Used in Organic Synthesis:
As a building block, 2-(2-furylmethylsulfanyl)pyridine is utilized in the synthesis of various heterocyclic compounds, which are important in the creation of organic molecules with diverse applications.
Used in Antimicrobial Applications:
2-(2-furylmethylsulfanyl)pyridine is studied for its antimicrobial properties, making it a candidate for use in the development of new antibiotics or antimicrobial agents.
Used in Anticancer Research:
2-(2-furylmethylsulfanyl)pyridine is also being investigated for its potential anticancer properties, which could lead to its use in the development of novel cancer treatments.
Used in Chemical Compound Development:
Due to its unique structure and properties, 2-(2-furylmethylsulfanyl)pyridine serves as a valuable component in the development of new chemical compounds with specific applications across various industries.
Check Digit Verification of cas no
The CAS Registry Mumber 856591-70-3 includes 9 digits separated into 3 groups by hyphens. The first part of the number,starting from the left, has 6 digits, 8,5,6,5,9 and 1 respectively; the second part has 2 digits, 7 and 0 respectively.
Calculate Digit Verification of CAS Registry Number 856591-70:
(8*8)+(7*5)+(6*6)+(5*5)+(4*9)+(3*1)+(2*7)+(1*0)=213
213 % 10 = 3
So 856591-70-3 is a valid CAS Registry Number.
856591-70-3Relevant articles and documents
Versatile C(sp2)?C(sp3) Ligand Couplings of Sulfoxides for the Enantioselective Synthesis of Diarylalkanes
Dean, William M.,?iau?iulis, Mindaugas,Storr, Thomas E.,Lewis, William,Stockman, Robert A.

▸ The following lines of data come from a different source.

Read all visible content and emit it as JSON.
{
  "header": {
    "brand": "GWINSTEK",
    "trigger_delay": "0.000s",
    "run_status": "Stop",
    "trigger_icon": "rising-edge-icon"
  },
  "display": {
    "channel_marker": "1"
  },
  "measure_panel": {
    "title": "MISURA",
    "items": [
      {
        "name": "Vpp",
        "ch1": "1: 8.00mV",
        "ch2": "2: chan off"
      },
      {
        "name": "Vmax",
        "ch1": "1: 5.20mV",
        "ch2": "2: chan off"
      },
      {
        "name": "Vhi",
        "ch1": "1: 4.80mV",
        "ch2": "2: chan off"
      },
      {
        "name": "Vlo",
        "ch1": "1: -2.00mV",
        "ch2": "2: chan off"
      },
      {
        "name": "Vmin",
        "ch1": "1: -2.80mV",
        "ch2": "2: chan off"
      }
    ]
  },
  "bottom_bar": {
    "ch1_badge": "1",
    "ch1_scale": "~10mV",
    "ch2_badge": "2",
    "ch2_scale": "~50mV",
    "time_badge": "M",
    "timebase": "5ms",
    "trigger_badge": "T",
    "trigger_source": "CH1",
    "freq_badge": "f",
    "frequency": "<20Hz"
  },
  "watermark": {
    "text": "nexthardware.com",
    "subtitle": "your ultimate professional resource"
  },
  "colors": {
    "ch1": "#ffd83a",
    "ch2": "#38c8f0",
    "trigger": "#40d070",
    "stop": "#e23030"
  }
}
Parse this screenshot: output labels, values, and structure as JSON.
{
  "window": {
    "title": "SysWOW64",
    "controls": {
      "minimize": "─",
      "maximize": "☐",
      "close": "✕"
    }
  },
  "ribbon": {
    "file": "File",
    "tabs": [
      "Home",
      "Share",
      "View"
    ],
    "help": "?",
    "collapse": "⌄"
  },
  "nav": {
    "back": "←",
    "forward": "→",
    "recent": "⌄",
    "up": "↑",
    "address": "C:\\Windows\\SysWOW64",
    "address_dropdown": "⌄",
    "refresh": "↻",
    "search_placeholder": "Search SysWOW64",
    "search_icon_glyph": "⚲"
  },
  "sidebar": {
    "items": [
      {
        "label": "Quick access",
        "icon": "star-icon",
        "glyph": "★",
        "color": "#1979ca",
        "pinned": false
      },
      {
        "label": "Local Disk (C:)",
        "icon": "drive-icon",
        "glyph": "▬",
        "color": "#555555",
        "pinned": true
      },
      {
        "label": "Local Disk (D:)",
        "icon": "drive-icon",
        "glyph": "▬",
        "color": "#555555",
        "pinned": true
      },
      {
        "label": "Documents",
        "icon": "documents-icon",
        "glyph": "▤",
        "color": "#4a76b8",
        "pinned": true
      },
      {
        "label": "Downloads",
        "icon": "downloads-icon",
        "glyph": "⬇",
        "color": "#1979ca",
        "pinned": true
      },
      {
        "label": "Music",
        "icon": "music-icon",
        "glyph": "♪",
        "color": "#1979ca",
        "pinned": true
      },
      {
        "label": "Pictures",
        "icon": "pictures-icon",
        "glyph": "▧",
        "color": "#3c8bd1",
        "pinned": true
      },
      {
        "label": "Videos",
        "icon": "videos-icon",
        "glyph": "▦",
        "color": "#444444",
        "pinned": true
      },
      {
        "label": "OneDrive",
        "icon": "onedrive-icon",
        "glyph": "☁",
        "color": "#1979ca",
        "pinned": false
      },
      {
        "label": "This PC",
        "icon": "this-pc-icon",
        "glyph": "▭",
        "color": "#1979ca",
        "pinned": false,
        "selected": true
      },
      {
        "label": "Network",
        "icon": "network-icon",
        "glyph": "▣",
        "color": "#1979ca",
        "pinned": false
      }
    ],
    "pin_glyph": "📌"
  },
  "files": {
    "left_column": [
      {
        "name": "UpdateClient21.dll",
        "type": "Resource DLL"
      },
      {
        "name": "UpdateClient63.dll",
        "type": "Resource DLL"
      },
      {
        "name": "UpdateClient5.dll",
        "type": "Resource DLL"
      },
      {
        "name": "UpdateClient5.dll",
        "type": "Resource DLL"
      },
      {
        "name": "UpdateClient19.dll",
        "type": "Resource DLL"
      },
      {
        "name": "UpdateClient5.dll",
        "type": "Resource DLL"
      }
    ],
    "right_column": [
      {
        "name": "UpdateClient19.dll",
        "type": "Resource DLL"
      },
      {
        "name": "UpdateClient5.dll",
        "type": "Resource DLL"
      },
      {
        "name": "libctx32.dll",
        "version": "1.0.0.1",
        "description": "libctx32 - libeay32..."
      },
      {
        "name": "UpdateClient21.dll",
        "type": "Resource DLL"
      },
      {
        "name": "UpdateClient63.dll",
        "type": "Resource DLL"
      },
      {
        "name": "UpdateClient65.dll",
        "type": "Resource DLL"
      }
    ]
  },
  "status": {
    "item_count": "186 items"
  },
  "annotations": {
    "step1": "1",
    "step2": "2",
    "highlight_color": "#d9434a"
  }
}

supporting information, p. 10013 - 10016 (2016/08/16)
The reaction of chiral (hetero)aryl benzyl sulfoxides with Grignard reagents affords enantiomerically pure diarylalkanes in up to 98 % yield and greater than 99.5 % enantiomeric excess. This ligand coupling reaction is tolerant to multiple substitution patterns and provides access to diverse areas of chemical space in three operationally simple steps from commercially available reagents. This strategy provides orthogonal access to electron-deficient heteroaromatic compounds, which are traditionally synthesized by transition metal catalyzed cross-couplings, and circumvents common issues associated with proto-demetalation and β-hydride elimination.